Several years ago, the pair took over the physical aspects of the April takedown and installation the next month. While they call it just doing what they’re told, the work they do in preparing stone bases and update of works damaged by weather or traffic conditions help keep the sculpture walk a tourist draw all year. Demarais still continues in that role.
Both credit organizers such as Twin Rivers Council for the Arts, the Downtown Partnership of Mankato-North Mankato and Kato Moving & Storage, where many of the works are stored on a short- or long-term basis and which serves as the hub for installation.

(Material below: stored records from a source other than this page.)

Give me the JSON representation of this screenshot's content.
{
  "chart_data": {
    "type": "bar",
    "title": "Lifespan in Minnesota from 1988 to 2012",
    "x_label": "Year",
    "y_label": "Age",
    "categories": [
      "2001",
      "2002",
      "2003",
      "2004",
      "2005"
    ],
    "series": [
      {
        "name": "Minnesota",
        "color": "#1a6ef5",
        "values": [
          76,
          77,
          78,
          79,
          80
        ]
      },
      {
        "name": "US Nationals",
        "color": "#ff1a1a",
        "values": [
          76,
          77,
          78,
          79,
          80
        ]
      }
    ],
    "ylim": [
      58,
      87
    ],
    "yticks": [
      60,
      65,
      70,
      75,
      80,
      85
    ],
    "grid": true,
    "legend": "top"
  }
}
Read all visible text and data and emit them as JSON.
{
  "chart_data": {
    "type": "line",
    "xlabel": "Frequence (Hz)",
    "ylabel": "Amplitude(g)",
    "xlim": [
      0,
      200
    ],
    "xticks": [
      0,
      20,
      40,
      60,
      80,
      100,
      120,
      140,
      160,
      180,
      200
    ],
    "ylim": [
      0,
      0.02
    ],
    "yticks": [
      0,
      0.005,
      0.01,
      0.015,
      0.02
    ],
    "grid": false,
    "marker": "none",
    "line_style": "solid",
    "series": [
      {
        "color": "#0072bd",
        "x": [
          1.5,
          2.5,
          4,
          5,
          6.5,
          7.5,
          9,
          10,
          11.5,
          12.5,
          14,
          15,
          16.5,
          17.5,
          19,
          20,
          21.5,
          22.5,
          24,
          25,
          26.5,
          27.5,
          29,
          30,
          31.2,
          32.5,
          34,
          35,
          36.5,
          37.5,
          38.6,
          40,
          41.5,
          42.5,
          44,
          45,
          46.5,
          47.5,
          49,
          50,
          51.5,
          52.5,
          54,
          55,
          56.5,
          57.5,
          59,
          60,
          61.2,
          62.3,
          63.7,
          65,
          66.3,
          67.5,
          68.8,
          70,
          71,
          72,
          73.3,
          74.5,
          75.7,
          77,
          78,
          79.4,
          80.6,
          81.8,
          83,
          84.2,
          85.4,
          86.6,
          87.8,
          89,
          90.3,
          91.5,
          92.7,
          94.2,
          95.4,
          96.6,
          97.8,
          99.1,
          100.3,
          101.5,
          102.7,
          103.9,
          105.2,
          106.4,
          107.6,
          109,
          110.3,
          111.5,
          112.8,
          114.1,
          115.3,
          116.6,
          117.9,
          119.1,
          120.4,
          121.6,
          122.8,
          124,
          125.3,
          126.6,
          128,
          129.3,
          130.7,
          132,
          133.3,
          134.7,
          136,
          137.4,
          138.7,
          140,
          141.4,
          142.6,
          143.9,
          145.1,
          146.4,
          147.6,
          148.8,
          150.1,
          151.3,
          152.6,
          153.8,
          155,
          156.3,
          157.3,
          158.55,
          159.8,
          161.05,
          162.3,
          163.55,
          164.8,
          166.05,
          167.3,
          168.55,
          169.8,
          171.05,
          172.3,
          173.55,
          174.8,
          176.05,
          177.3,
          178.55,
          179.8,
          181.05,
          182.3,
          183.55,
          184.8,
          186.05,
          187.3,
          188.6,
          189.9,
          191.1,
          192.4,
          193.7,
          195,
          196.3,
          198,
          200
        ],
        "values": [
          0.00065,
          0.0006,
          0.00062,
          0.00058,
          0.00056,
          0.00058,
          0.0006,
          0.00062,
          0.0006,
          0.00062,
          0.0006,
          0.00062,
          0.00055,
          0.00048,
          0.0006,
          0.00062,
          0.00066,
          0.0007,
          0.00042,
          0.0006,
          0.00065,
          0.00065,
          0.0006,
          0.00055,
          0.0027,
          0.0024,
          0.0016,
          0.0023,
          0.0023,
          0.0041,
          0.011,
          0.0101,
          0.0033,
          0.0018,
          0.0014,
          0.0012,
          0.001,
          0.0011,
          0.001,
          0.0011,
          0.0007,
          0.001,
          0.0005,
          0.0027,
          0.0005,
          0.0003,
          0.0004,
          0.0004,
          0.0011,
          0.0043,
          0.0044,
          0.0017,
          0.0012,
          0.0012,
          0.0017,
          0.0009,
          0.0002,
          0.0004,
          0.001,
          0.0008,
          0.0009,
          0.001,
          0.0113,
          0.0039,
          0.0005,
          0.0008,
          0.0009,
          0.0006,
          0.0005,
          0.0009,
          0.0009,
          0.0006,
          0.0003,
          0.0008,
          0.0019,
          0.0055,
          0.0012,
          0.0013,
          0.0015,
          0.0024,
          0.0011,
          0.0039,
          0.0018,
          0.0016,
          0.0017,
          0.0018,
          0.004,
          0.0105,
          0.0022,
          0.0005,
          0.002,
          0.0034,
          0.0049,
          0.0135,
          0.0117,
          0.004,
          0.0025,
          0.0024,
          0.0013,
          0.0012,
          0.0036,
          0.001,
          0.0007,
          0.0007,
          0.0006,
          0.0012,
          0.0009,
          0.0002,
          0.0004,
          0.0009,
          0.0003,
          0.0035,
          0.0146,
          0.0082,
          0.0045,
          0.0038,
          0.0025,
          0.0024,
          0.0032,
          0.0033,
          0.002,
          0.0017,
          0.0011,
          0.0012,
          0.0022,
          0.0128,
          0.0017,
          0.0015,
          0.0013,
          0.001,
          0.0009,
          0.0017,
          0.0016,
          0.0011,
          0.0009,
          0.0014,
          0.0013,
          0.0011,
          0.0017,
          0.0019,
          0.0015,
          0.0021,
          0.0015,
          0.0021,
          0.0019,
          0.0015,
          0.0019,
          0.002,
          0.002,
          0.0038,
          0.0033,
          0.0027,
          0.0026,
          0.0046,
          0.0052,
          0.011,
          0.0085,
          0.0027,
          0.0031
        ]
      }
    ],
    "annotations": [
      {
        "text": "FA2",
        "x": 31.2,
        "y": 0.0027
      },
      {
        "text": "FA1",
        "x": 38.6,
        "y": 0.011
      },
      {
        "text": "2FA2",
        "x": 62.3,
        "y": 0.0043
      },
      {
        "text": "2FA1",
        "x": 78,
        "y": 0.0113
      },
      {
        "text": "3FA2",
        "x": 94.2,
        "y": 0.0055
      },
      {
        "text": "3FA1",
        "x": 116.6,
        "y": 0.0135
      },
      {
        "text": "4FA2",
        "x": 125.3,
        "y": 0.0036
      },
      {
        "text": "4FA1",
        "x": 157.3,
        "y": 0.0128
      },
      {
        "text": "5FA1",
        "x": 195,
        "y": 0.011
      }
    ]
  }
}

The cities of Mankato and North Mankato provide loaders to move heavier pieces and welders to attach sculptures to bases.
Their work with the regional sculpture walks that coordinate the movement of sculptures between locations has created a network of friends and fellow creatives that has personalized their work, they said.
“The time with the others, other artists, is valuable,” James said. “(You get to) bounce ideas off of each other, give each other some help on different things, some different techniques, you get to hang out with them. And you make so many friends,” like Dale Lewis of Hastings, who has had them at his home for barbecues.
Finally, they’ve started bringing some of the students in to help with the deinstallation and installation of pieces in the spring. Some, they said, come back after they have graduated to continue the experience they enjoyed in school. Some have even submitted their own sculpture ideas.
“The collaboration is really, really cool to see kids that, you know, have different personalities collaborate and come together and make a sculpture,” James said.